Por mais que pareça simples essa equação, ela nem sempre é equilibrada. O sexo ainda é um tema muito delicado em nossa e em várias outras sociedades. Indivíduos que reprimem ou tentam reprimir seus desejos sexuais podem ter distúrbios como uma compulsão sexual (quando a pessoa possui dopamina em excesso ou serotonina em baixa), ou o oposto: a pessoa não sente desejo (quando a dopamina é baixa ou a serotonina alta).

Desejo 2.0

Quase na metade do século 20, os pensadores alemães Theodor W. Adorno e Max Horkheimer disseram no do livro "Dialética do Esclarecimento" que a indústria cultural e suas tecnologias iludem seus espectadores quanto àquilo que reiteradamente lhes promete. Ou seja, excita o desejo dos consumidores oferecendo-lhes imagens fascinantes que lhes permitem "esquecer" das dificuldades e adversidades de suas vidas e de seu cotidiano. Se tirássemos a data da publicação do livro, poderíamos pensar que a obra foi escrita no século 21.

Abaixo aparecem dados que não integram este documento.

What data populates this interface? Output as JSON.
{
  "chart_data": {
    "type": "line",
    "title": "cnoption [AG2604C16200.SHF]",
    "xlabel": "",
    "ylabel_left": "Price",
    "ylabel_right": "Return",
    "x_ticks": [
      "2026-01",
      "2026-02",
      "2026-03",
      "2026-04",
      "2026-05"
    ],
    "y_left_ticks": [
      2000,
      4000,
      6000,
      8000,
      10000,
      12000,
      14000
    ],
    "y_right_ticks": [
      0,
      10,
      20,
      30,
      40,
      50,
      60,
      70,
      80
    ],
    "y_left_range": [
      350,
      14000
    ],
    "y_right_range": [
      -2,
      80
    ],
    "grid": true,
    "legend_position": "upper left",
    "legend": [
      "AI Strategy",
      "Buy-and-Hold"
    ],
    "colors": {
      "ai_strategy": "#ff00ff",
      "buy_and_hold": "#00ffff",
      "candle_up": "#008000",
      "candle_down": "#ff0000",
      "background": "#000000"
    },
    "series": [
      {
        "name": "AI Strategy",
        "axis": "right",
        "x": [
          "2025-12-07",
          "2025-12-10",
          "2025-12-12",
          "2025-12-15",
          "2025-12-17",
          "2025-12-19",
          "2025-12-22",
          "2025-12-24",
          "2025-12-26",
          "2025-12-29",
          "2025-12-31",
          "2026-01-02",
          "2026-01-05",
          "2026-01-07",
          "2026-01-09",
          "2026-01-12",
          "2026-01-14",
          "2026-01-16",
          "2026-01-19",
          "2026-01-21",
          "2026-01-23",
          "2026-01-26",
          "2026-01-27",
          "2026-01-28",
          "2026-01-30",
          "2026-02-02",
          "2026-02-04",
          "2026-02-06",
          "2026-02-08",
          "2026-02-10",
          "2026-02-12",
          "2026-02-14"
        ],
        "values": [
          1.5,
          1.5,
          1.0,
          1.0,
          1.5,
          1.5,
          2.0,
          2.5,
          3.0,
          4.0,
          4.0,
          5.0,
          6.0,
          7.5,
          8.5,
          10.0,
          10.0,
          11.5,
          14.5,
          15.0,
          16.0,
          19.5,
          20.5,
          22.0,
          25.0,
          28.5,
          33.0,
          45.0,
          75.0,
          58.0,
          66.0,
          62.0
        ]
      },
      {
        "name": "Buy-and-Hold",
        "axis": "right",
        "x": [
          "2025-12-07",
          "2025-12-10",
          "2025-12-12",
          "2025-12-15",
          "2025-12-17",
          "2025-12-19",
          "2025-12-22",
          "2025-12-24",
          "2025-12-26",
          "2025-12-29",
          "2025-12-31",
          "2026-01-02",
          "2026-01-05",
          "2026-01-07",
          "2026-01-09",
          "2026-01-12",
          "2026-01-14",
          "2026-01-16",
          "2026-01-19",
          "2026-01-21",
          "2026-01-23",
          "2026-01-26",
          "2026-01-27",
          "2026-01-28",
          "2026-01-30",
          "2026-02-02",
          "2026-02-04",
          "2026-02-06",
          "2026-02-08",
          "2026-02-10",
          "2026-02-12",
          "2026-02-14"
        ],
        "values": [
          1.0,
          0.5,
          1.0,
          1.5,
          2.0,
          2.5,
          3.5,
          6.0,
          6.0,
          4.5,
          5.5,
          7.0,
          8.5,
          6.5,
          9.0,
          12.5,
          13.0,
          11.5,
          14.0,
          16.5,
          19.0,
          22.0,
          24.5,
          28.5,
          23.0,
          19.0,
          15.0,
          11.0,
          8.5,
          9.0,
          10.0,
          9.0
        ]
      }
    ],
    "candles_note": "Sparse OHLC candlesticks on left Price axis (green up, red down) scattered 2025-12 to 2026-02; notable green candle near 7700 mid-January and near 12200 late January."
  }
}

A tecnologia excita continuamente o sujeito devido à proximidade das imagens do objeto desejante e paradoxalmente promove o distanciamento desse objeto, tal qual a representação mitológica de Tântalo, condenado à sede e à fome mesmo tendo água e comida ao alcance das vistas, pois ao conseguir água, ela escoava de suas mãos e, quando chegava próximo do alimento, o vento o empurrava para longe.

O fluxo constante de imagens na tela dos smartphones à palma da mão oferta incessantemente objetos de consumo e desejo. Nesta rede conectada de imagens, o espaço para o pensamento por meio da simbolização se retrai em virtude do consumo reiterado de objetos desejantes que impõem a recusa à frustração, ao tédio e à anedonia (perda da capacidade de sentir prazer). Hipnotizados pelas imagens, inconscientemente nos recusamos a lidar com perdas, lutos, frustrações, crises vitais e acidentais que fazem parte de nossa vida (real). Enganamos nossas insatisfações e nosso tédio nesta mistura do virtual e presencial que constitui a sociedade contemporânea.